Federal COVID relief funding helped many families cope with child care costs, to the tune of $330 million over the last few years, but that funding is winding down. In November, 7,288 children from 4,596 families with essential workers earning more than 85% of state median income lost this support. No doubt some of these parents will have little choice but to leave the workforce.
The situation is likely to get a lot worse when federal child care stabilization payments to qualified providers dry up at the end of September.

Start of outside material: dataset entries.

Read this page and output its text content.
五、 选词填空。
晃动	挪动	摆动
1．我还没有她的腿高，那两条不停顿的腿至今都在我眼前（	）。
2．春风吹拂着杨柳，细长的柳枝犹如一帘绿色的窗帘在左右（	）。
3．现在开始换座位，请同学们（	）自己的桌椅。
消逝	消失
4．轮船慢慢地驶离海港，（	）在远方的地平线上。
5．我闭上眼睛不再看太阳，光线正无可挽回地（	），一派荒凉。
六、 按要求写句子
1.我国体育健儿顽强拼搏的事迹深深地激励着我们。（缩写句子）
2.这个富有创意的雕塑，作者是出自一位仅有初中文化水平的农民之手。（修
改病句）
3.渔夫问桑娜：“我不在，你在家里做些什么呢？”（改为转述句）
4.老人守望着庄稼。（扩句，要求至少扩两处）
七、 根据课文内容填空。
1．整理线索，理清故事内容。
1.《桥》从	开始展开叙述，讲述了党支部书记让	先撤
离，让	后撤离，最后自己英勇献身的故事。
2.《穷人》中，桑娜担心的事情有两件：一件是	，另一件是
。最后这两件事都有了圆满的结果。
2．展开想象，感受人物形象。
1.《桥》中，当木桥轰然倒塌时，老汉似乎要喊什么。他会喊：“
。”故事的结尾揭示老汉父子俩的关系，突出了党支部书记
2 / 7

All of these challenges make it hard for quality child care providers stay open. We shouldn’t forget that in addition to helping parents go to work, these centers also provide jobs themselves, although they may not pay enough for their own workers to afford, you guessed it, child care.
Obviously, there are a lot of issues at work here, ranging from changes in the economy and family life to stagnant wages to inadequate investment in early childhood.
However, there is one relatively simple measure that would help to keep child care providers open and families going to work. It involves paying child care providers based on enrollment rather than attendance. In an era of pandemics, new variations on old illnesses, extreme weather events and the general weirdness of our time, attendance at school or child care varies widely.
Anyone with kids in school or child care knows that classrooms can empty out quickly when a new bug makes the rounds. Basing child care reimbursement on who happens to be there on any given day is no way to run this proverbial railroad. It provides no stability of care for parents who need to work and no stability of income for those who make that possible.
Enrollment-based reimbursement will help keep existing providers open, encourage new ones and help retain employees by providing a measure of stability and predictability of funding.
Child care has been called “the industry that supports all other industries,” but it’s more than that. We know from studies of human development that the period from birth to age 5 is the time of the brain’s most rapid development and that positive or adverse experience in early childhood can have lifelong implications.
West Virginia’s children and working parents deserve affordable and high-quality child care and those who provide that care themselves deserve a living wage.